Think of a text chat. When chatting with another human, we both tend to follow an unwritten code of manners. We don’t ghost each other. We should respond in an appropriate tone. We should try to respond in a timeframe that’s appropriate. We must show that we understand the emotional content of the messages; and respond with appropriate care. We treat our fellow humans as … humans. (That last one is something roughly like Kant’s Categorial Imperative. But again I digress…)
When I chat with an LLM, all that nuance goes out the window. I make demands, I expect answers immediately and if I don’t get them, I ask again in different words to elicit an answer. The I may disappear for hours on end; but when I return I expect the LLM to carry on as we were, never criticizing me. I don’t think for one second about the LLMs (non-existent) emotions. It’s so much more efficient not to think about the social dimension. When I chat with a computer, not only is the computer not human, I myself act something less than fully human on my side of the interaction.
But when I chat with a human, I want to be human myself, because I value the human connection with others. I’m willing to engage with the messiness, because we are all messy, and we all know it. I realize that human connection is life’s most important objective; and that interaction works when I exhibit my own humanity… my own emotions and feelings.

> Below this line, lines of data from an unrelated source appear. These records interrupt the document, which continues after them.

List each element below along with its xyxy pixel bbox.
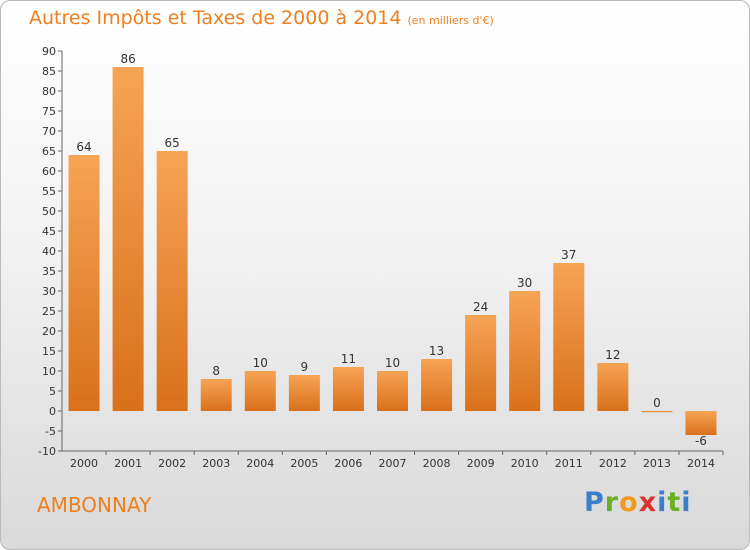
y-tick-label: 25 (42, 305, 56, 318)
proxiti-logo[interactable]: Proxiti (584, 487, 692, 518)
data-label-2004: 10 (253, 356, 268, 370)
bar-2003 (200, 379, 232, 411)
x-tick-label: 2010 (511, 457, 539, 470)
chart-subtitle: (en milliers d'€) (407, 14, 494, 27)
chart-title: Autres Impôts et Taxes de 2000 à 2014 (29, 7, 402, 29)
x-axis: 2000 2001 2002 2003 2004 2005 2006 2007 2008 2009… (62, 450, 724, 470)
commune-name: AMBONNAY (37, 493, 152, 517)
y-tick-label: 65 (42, 145, 56, 158)
title-line: Autres Impôts et Taxes de 2000 à 2014 (en… (29, 7, 494, 29)
x-tick-label: 2012 (599, 457, 627, 470)
bar-2012 (597, 363, 629, 411)
y-tick-label: 75 (42, 105, 56, 118)
data-label-2008: 13 (429, 344, 444, 358)
x-tick-label: 2011 (555, 457, 583, 470)
bar-2002 (156, 151, 188, 411)
y-tick-label: -5 (45, 425, 56, 438)
logo-letter: t (667, 487, 682, 518)
x-tick-label: 2002 (158, 457, 186, 470)
x-tick-label: 2001 (114, 457, 142, 470)
bar-2010 (509, 291, 541, 411)
logo-letter: o (619, 487, 639, 518)
bar-2001 (112, 67, 144, 411)
bar-2005 (288, 375, 320, 411)
data-label-2014: -6 (695, 434, 707, 448)
bar-2008 (421, 359, 453, 411)
y-tick-label: 85 (42, 65, 56, 78)
y-tick-label: 80 (42, 85, 56, 98)
y-tick-label: 20 (42, 325, 56, 338)
y-tick-label: 35 (42, 265, 56, 278)
data-label-2000: 64 (76, 140, 91, 154)
y-tick-label: 10 (42, 365, 56, 378)
data-label-2001: 86 (120, 52, 135, 66)
y-tick-label: 15 (42, 345, 56, 358)
y-tick-label: 50 (42, 205, 56, 218)
bars (68, 67, 717, 435)
logo-letter: P (584, 487, 605, 518)
data-label-2006: 11 (341, 352, 356, 366)
y-tick-label: 60 (42, 165, 56, 178)
x-tick-label: 2004 (246, 457, 274, 470)
y-tick-label: 5 (49, 385, 56, 398)
data-labels: 64 86 65 8 10 9 11 10 13 24 30 37 12 0 -6 (76, 52, 707, 448)
x-tick-label: 2008 (423, 457, 451, 470)
data-label-2013: 0 (653, 396, 661, 410)
x-tick-label: 2005 (290, 457, 318, 470)
data-label-2005: 9 (301, 360, 309, 374)
x-tick-label: 2000 (70, 457, 98, 470)
logo-letter: i (681, 487, 692, 518)
bar-2014 (685, 411, 717, 435)
data-label-2007: 10 (385, 356, 400, 370)
logo-letter: r (604, 487, 620, 518)
data-label-2012: 12 (605, 348, 620, 362)
x-tick-label: 2009 (467, 457, 495, 470)
data-label-2011: 37 (561, 248, 576, 262)
logo-letter: i (657, 487, 668, 518)
logo-letter: x (638, 487, 658, 518)
x-tick-label: 2003 (202, 457, 230, 470)
y-tick-label: 90 (42, 45, 56, 58)
bar-2006 (332, 367, 364, 411)
bar-2000 (68, 155, 100, 411)
y-tick-label: 70 (42, 125, 56, 138)
y-axis: -10 -5 0 5 10 15 20 25 30 35 40 45 50 55 60 65 70 75 80 85 9… (38, 45, 63, 458)
bar-2011 (553, 263, 585, 411)
data-label-2010: 30 (517, 276, 532, 290)
y-tick-label: 30 (42, 285, 56, 298)
x-tick-label: 2014 (687, 457, 715, 470)
y-tick-label: 0 (49, 405, 56, 418)
y-tick-label: 55 (42, 185, 56, 198)
x-tick-label: 2006 (334, 457, 362, 470)
bar-2004 (244, 371, 276, 411)
bar-2007 (377, 371, 408, 411)
data-label-2002: 65 (165, 136, 180, 150)
x-tick-label: 2013 (643, 457, 671, 470)
bar-2009 (465, 315, 497, 411)
y-tick-label: 40 (42, 245, 56, 258)
data-label-2009: 24 (473, 300, 488, 314)
y-tick-label: -10 (38, 445, 56, 458)
bar-2013 (641, 411, 673, 413)
x-tick-label: 2007 (379, 457, 407, 470)
y-tick-label: 45 (42, 225, 56, 238)
data-label-2003: 8 (212, 364, 220, 378)
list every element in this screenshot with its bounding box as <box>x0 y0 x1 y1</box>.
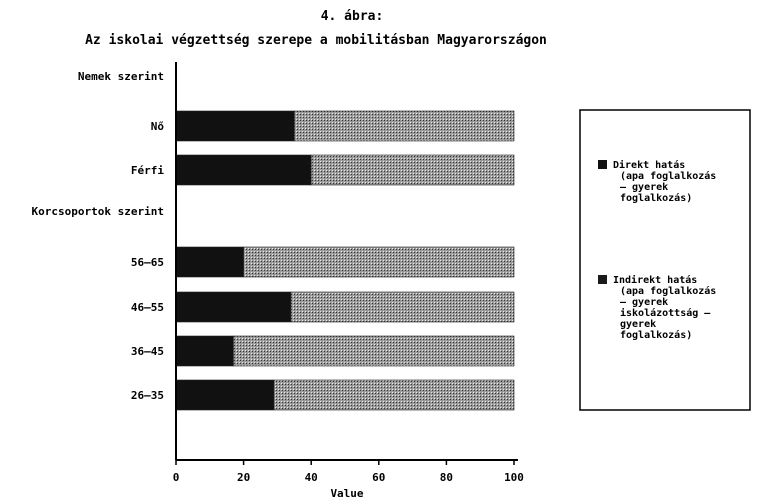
legend-text-line: Indirekt hatás <box>613 274 697 286</box>
bar-indirect <box>243 246 515 278</box>
legend-text-line: gyerek <box>620 319 656 330</box>
legend-text-line: — gyerek <box>620 182 668 193</box>
legend-text-line: (apa foglalkozás <box>620 170 716 182</box>
legend-text-line: foglalkozás) <box>620 192 692 204</box>
chart-title-line1: 4. ábra: <box>321 9 384 24</box>
x-tick-label: 40 <box>305 471 318 484</box>
legend-text-line: (apa foglalkozás <box>620 285 716 297</box>
group-label: Korcsoportok szerint <box>32 205 164 218</box>
legend-swatch <box>598 275 607 284</box>
legend-box <box>579 109 751 411</box>
chart-title-line2: Az iskolai végzettség szerepe a mobilitá… <box>85 33 547 48</box>
category-labels: Nő Férfi 56–65 46–55 36–45 26–35 <box>131 120 164 402</box>
category-label: 26–35 <box>131 389 164 402</box>
category-label: 36–45 <box>131 345 164 358</box>
category-label: Férfi <box>131 164 164 177</box>
bar-indirect <box>310 154 515 186</box>
legend: Direkt hatás(apa foglalkozás— gyerekfogl… <box>579 109 751 411</box>
category-label: 46–55 <box>131 301 164 314</box>
legend-swatch <box>598 160 607 169</box>
category-label: 56–65 <box>131 256 164 269</box>
legend-text-line: foglalkozás) <box>620 329 692 341</box>
bar-indirect <box>273 379 515 411</box>
bar-indirect <box>290 291 515 323</box>
bar-indirect <box>293 110 515 142</box>
bars <box>175 110 515 411</box>
group-label: Nemek szerint <box>78 70 164 83</box>
legend-text-line: — gyerek <box>620 297 668 308</box>
x-axis-label: Value <box>330 487 363 500</box>
x-tick-label: 80 <box>440 471 453 484</box>
x-tick-label: 20 <box>237 471 250 484</box>
legend-items: Direkt hatás(apa foglalkozás— gyerekfogl… <box>598 159 716 341</box>
group-labels: Nemek szerint Korcsoportok szerint <box>32 70 164 218</box>
x-ticks: 0 20 40 60 80 100 <box>173 460 524 484</box>
bar-direct <box>175 379 275 411</box>
bar-direct <box>175 335 234 367</box>
category-label: Nő <box>151 120 165 133</box>
x-tick-label: 0 <box>173 471 180 484</box>
legend-text-line: Direkt hatás <box>613 159 685 171</box>
x-tick-label: 60 <box>372 471 385 484</box>
bar-direct <box>175 291 292 323</box>
x-tick-label: 100 <box>504 471 524 484</box>
bar-direct <box>175 154 312 186</box>
bar-direct <box>175 110 295 142</box>
bar-indirect <box>233 335 515 367</box>
legend-text-line: iskolázottság — <box>620 307 711 319</box>
bar-direct <box>175 246 244 278</box>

I’m in the game; and I’m also in it to win it. But “winning” isn’t about fooling an adversary. The winner in the larger game is the person who can build and maintain real human connections.
I don’t know if AI will ever truly laugh or truly cry. I doubt it. Not because I think it’s absolutely impossible. But because we just don’t want rich, unpredictable emotion from our machines. We want it from our people… the people around us, in our circles of family and friends. In this final frontier of emotion, AI is on the outside looking in. And maybe that’s where we want it to stay.
Paraphrasing Kant, arguably the most obscure and translation-challenged philosopher in history, is a daunting task. I borrow here from his Critique of Pure Reason, 2nd edition page B134.
A.I is not human! We must stop this stuff. A.I is alien!! Why are humans always denigrating themselves for an alien element?